After you have run the horse a few times, start placing a horse blanket on its back and fasten it with a cinch strap. You do not want plenty of weight on the horses back but it won’t be ready for a saddle just yet either. If anything flashes quickly in front of its face or dangles across its toes, your mustang could bolt. Make the most of this time to get your horse used to the curry brush as well. After a fantastic run, your horse may even have to enjoy the cleaning nearly as much as it does running. Again, you might want to try this while your mustang is in a small stall. The two main reasons for doing so are so you are not at risk should your horse dread so that if it will panic, you are safely outside where you are able to get away until it stops fighting you.
After your horse becomes used to the blanket, you will want to try out a saddle. After you run your horse and it is good and tired, set the blanket on its back and then while in the stall, place the saddle on its back. You and the mustang will fare much better. After you’ve got the saddle firmly cinched, let the stirrups down.

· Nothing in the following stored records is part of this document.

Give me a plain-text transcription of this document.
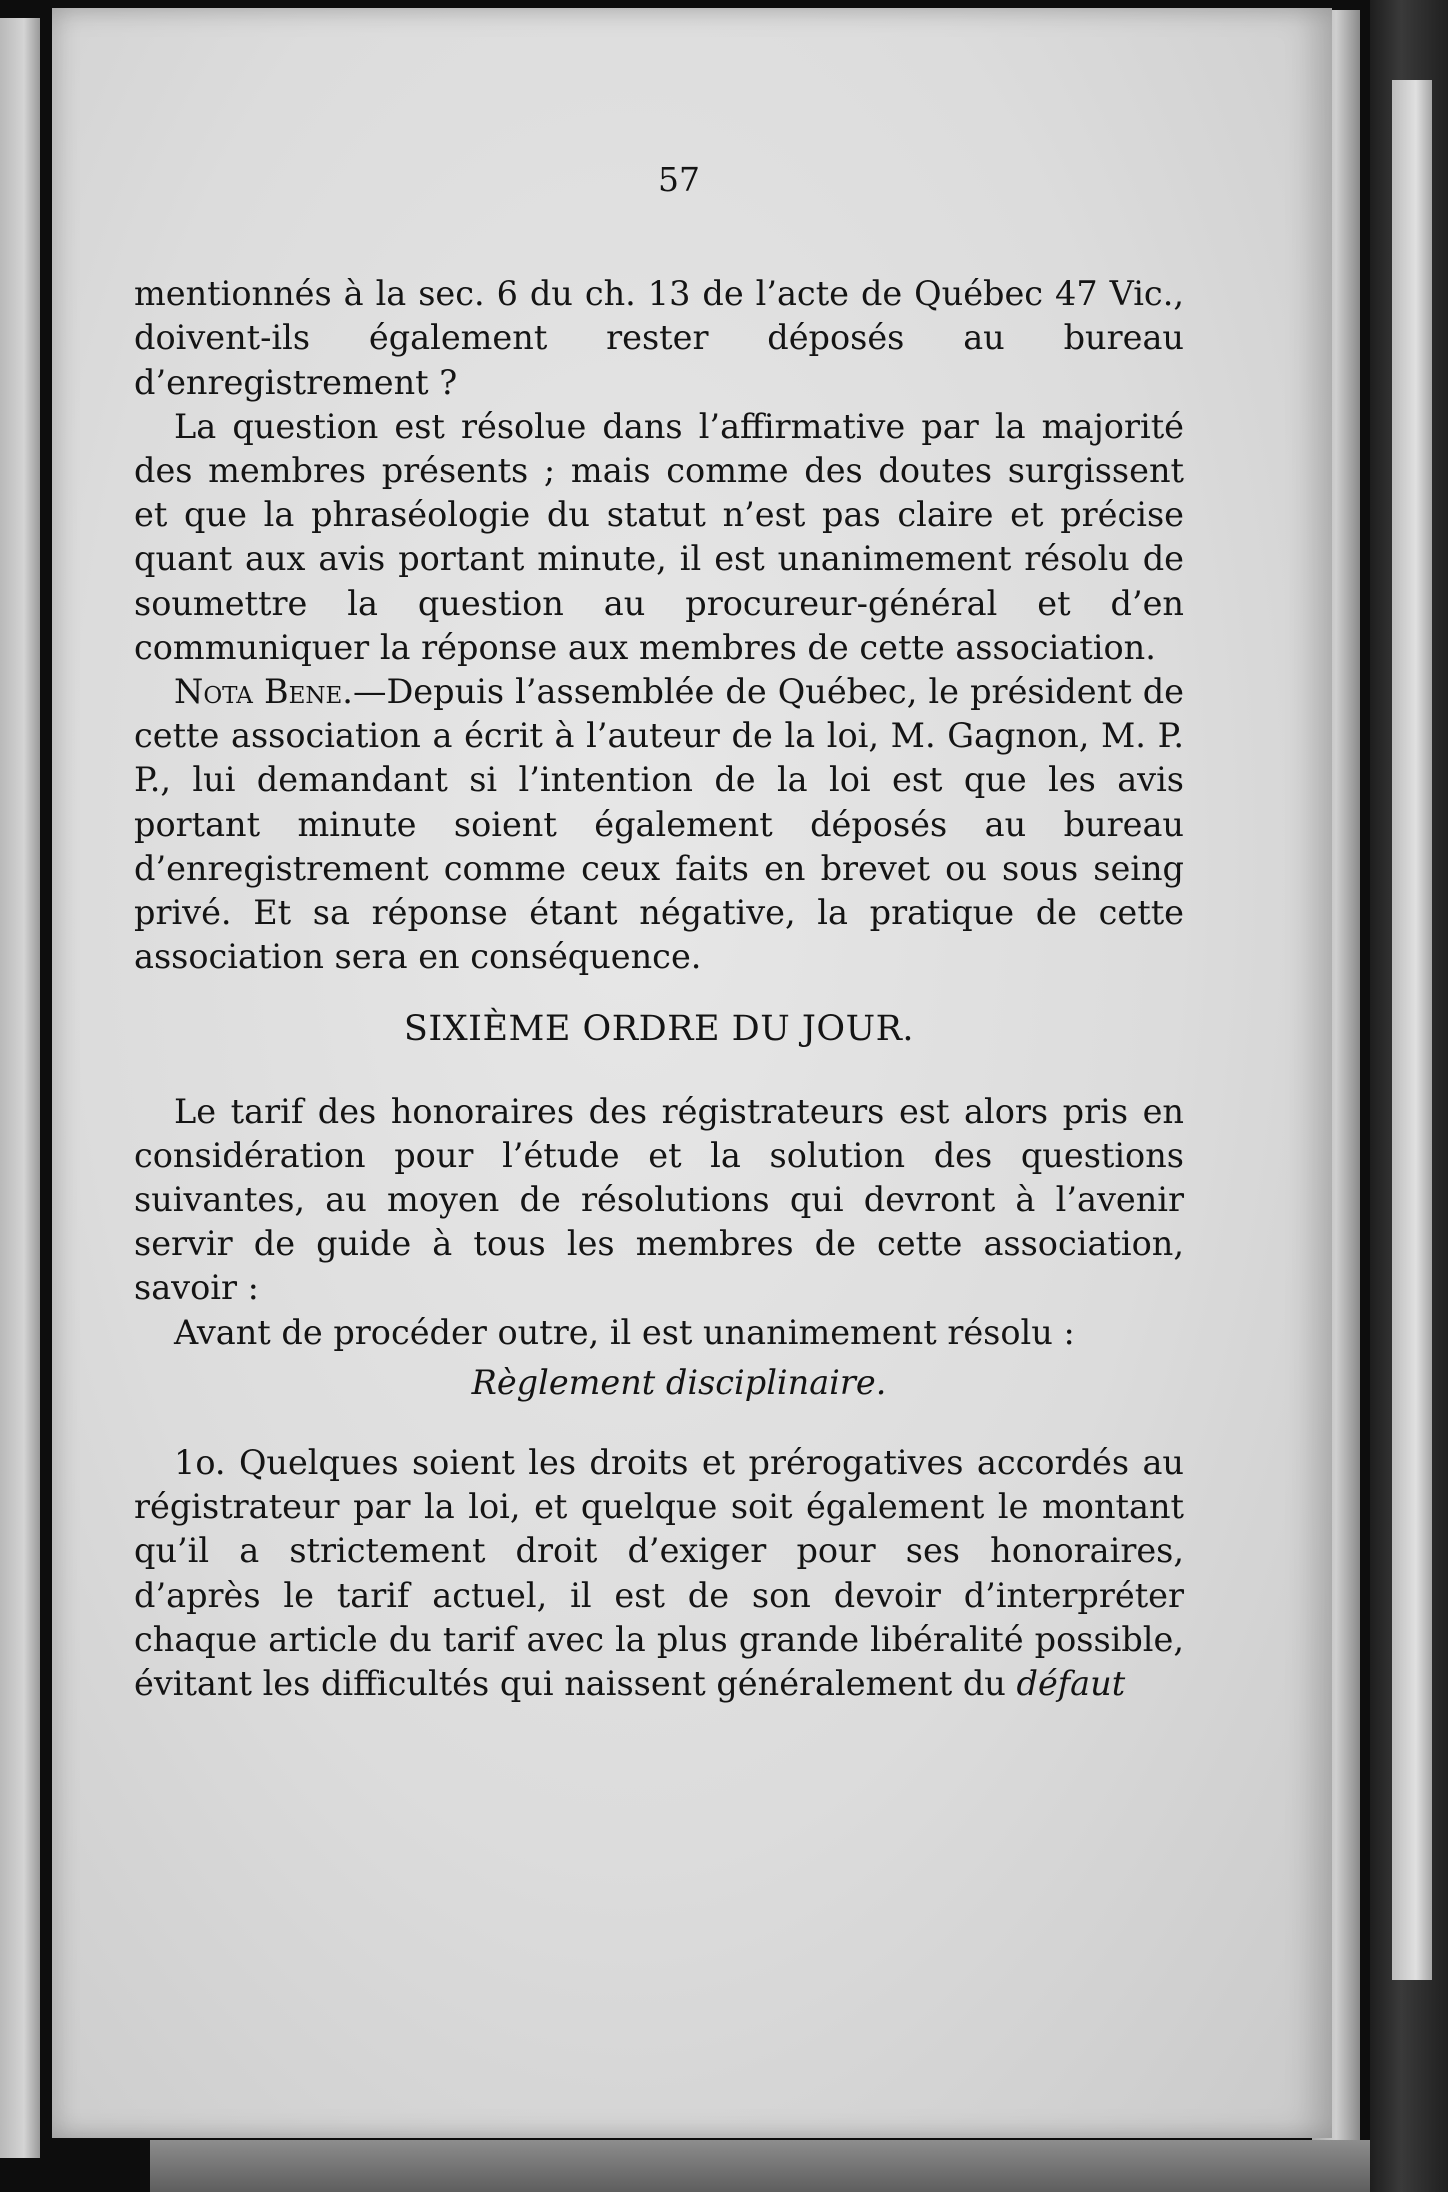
57

mentionnés à la sec. 6 du ch. 13 de l’acte de Québec 47 Vic., doivent-ils également rester déposés au bureau d’enregistrement ?

La question est résolue dans l’affirmative par la majorité des membres présents ; mais comme des doutes surgissent et que la phraséologie du statut n’est pas claire et précise quant aux avis portant minute, il est unanimement résolu de soumettre la question au procureur-général et d’en communiquer la réponse aux membres de cette association.

Nota Bene.—Depuis l’assemblée de Québec, le président de cette association a écrit à l’auteur de la loi, M. Gagnon, M. P. P., lui demandant si l’intention de la loi est que les avis portant minute soient également déposés au bureau d’enregistrement comme ceux faits en brevet ou sous seing privé. Et sa réponse étant négative, la pratique de cette association sera en conséquence.

SIXIÈME ORDRE DU JOUR.

Le tarif des honoraires des régistrateurs est alors pris en considération pour l’étude et la solution des questions suivantes, au moyen de résolutions qui devront à l’avenir servir de guide à tous les membres de cette association, savoir :

Avant de procéder outre, il est unanimement résolu :

Règlement disciplinaire.

1o. Quelques soient les droits et prérogatives accordés au régistrateur par la loi, et quelque soit également le montant qu’il a strictement droit d’exiger pour ses honoraires, d’après le tarif actuel, il est de son devoir d’interpréter chaque article du tarif avec la plus grande libéralité possible, évitant les difficultés qui naissent généralement du défaut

Once you do this a couple times you will be ready to start the final steps in getting your horse ready to ride. Try putting the saddle on the third time with the horse in the stall as usual but prior to going running. You should still use the hackamore at this point and now more than ever, it’ll be important not to wrap your rope around anything you are not prepared to lose. Take the horse out and let it walk with the saddle the first time. Do not run it as the stirrups might just cause the horse to fear.
Continue this way until your horse is comfortable with the saddle on its back and then run it a little. You will not have to run it as hard as before but you do need it running with the saddle on before you attempt to go riding. After this though, you are almost there. Make certain to curry down the mustang after every ride. By now your horse needs to be more familiar and more comfortable with you and the entire experience.
After you’ve done this a few times, you should notice your wild mustang calming considerably and perhaps even excited about the time you are spending together. Increase the protein intake slowly as you operate the horse more but remember it will need time to adjust to the food as much concerning the saddle. By doing everything in this way, it might take a little more time but your mustang will retain much of its wild soul when befriending you and learning to trust you.
Once you can do all of this with your horse comfortably out of the stall without fear of reprisal, you’re ready to begin riding. Work with your wild mustang somewhat slower and with a little more patience and you will have a ride that’s the envy of all your friends.